"The idea that business is strictly a numbers affair has always struck me as preposterous. For one thing, I’ve never been particularly good at numbers, but I think I’ve done a reasonable job with feelings. And I’m convinced that it is feelings -- and feelings alone -- that account for the success of the Virgin brand in all of its myriad forms.” -- Richard Branson
Data-driven marketing. That phrase is used as if it means truth driven. That facts (data) drive decisions.
But there’s danger in an obsession with being data driven.
The danger lies in seeing these numbers as facts or truth. And that, as a result, we should base our decisions about the future on what these facts reveal to us.
What’s wrong with that? Numbers bring with them an aura of legitimacy. And being data driven allows marketing to speak the language of the rest of the C-suite.
And while there’s a benefit in improving analytics skills, there’s a very real danger as well. A danger that increases with big data, for big data is fueling this obsession with numbers.
Where does the danger lie? And where is the opportunity?
Organizations Are Hypothesis Driven, Not Data Driven
The danger lies in our mental models. Our reality is distorted.
Data enters our organizations, our spreadsheets, our analytics programs through the lens of mental models that cause us to filter and fit data to those models.
The illusion of the Cartesian theater is that we think we see the world projected into our minds. But we see the world filtered and rearranged by the lenses of our models.
Image Source: The Power of Impossible Thinking
Thanks to the Cartesian Theatre, a gorilla could run through our field of vision and we’d fail to see it. Our mental models, our hypotheses of how the world works, filter out what seems to be irrelevant or is simply invisible to our untrained eyes.
Despite the best of intentions, we’re not data driven, we’re hypothesis driven. Our stories (our mental models) are merely hypotheses of how the world works. But we see them as reality and they influence what data we collect, how we collect it and the meaning we glean from it.
As Tim Stock asks in The Intimacy of Data, are we amplifying real intelligence or human error?
No Amount of Data about Yesterday Will Solve the Mystery of Tomorrow
Image Source: Gary Klein, Seeing What Others Don’t
Data draws us into an analytical mindset. It gives the illusion of the solution being in the data.
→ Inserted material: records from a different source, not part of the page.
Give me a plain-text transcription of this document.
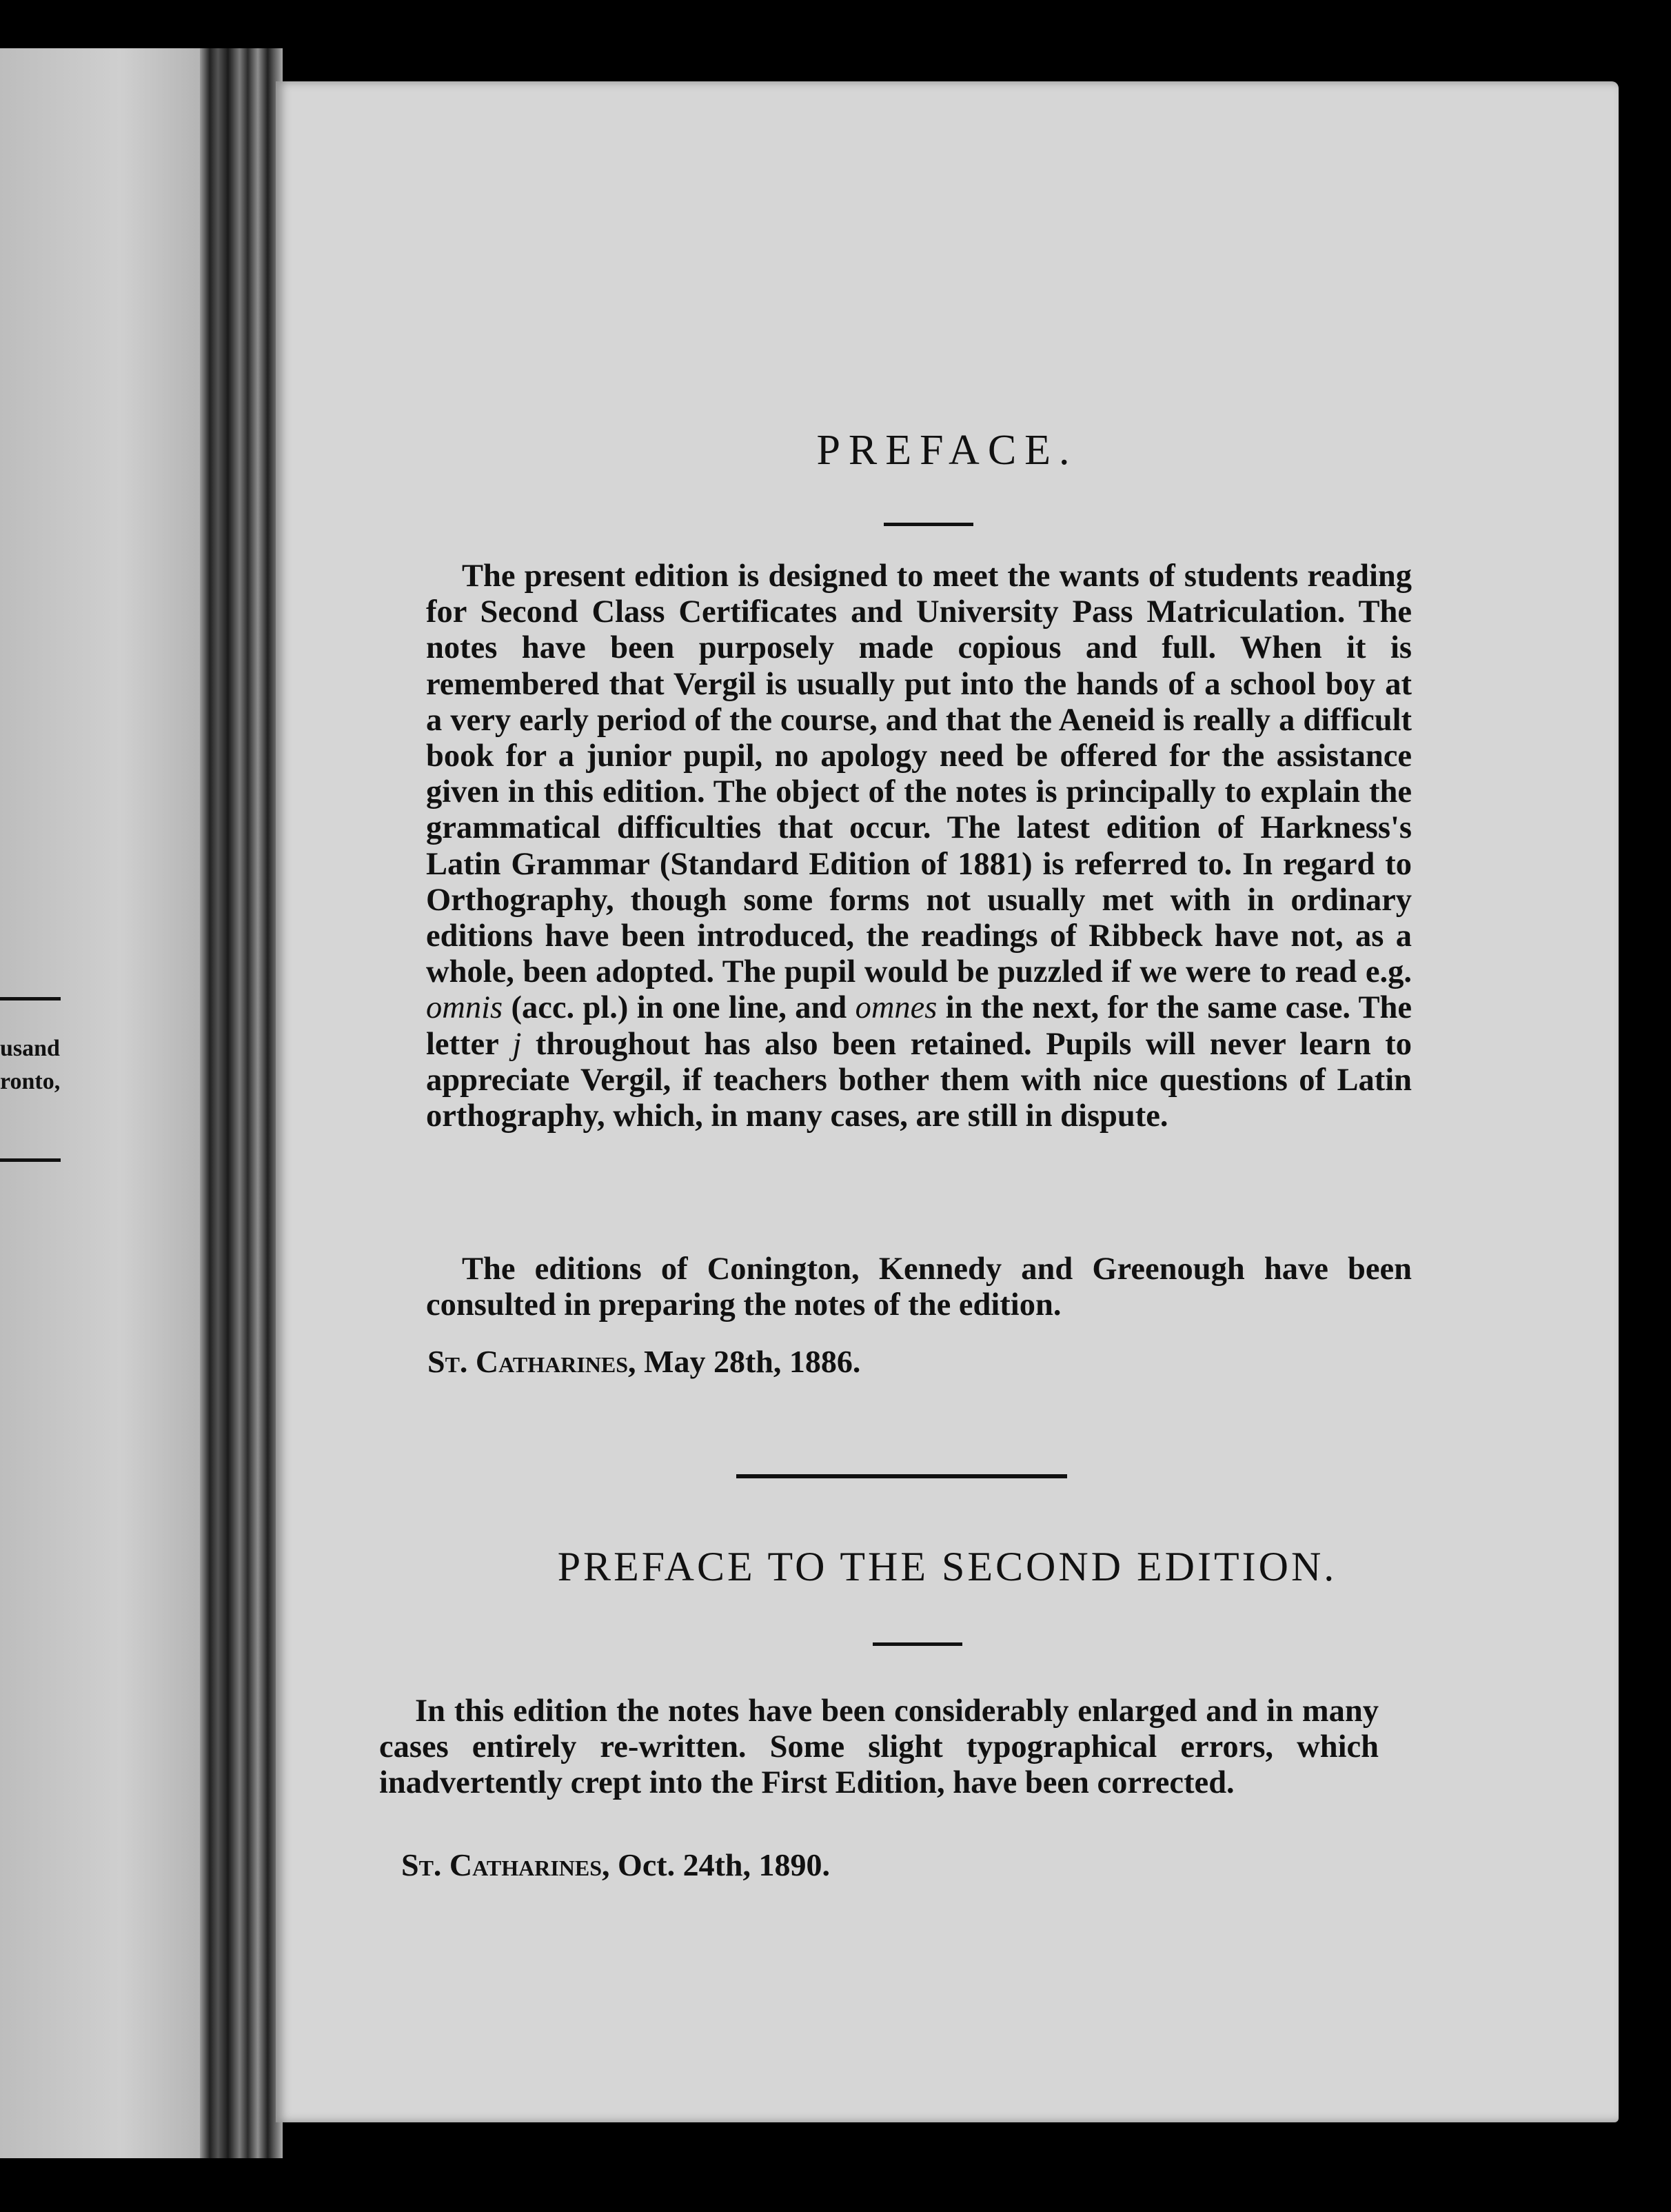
usand
ronto,
PREFACE.
The present edition is designed to meet the wants of students reading for Second Class Certificates and University Pass Matriculation. The notes have been purposely made copious and full. When it is remembered that Vergil is usually put into the hands of a school boy at a very early period of the course, and that the Aeneid is really a difficult book for a junior pupil, no apology need be offered for the assistance given in this edition. The object of the notes is principally to explain the grammatical difficulties that occur. The latest edition of Harkness's Latin Grammar (Standard Edition of 1881) is referred to. In regard to Orthography, though some forms not usually met with in ordinary editions have been introduced, the readings of Ribbeck have not, as a whole, been adopted. The pupil would be puzzled if we were to read e.g. omnis (acc. pl.) in one line, and omnes in the next, for the same case. The letter j throughout has also been retained. Pupils will never learn to appreciate Vergil, if teachers bother them with nice questions of Latin orthography, which, in many cases, are still in dispute.
The editions of Conington, Kennedy and Greenough have been consulted in preparing the notes of the edition.
St. Catharines, May 28th, 1886.
PREFACE TO THE SECOND EDITION.
In this edition the notes have been considerably enlarged and in many cases entirely re-written. Some slight typographical errors, which inadvertently crept into the First Edition, have been corrected.
St. Catharines, Oct. 24th, 1890.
But the solution isn't in the data. The data is merely a sensor. A sensor that only works if it’s pointed in the right direction. A sensor whose purpose is to provoke us to ask questions, not reveal answers.
It’s impossible to analyze our way to the future.
For the future is a mystery. A messy place filled with uncertainty and risk. But also with tremendous opportunity. A story yet to be written.
To write the future we must question accepted truths, change the frame through which we analyze the world and forge new connections between previously disparate things.
Instead of trying to analyze our way to the future, we must play, write or experiment our way into the future.
But how can we experiment our way into the future if being data-driven means we need to prove a future model or get it right the first time? If our current reality is distorted, no amount of data about yesterday will help us prove a solution to the mystery of tomorrow.
Empathy as a Sensor
Image source: Design Thinking
Dev Patnaik in "Wired to Care" suggests that “Most companies are corporate iguanas … They have a reptilian brain to act. They have a neocortext to think. They just don’t have any way to feel.”
Collect data. Analyze data. Those are both functions of the neocortext.
Act on data. That’s a function of either the neocortext (when the action is thoughtful and measured) or the reptilian brain (if the action is reactive or a response to a perceived threat).
Feel data. Is it even possible to connect emotionally with data?
What’s missing is empathy. We empathize by emotional cues. And data is void of emotional cues.
To solve the mystery of tomorrow, we need a deep understanding of and insight into what’s meaningful to people. We need to make empathy an organizational core competency.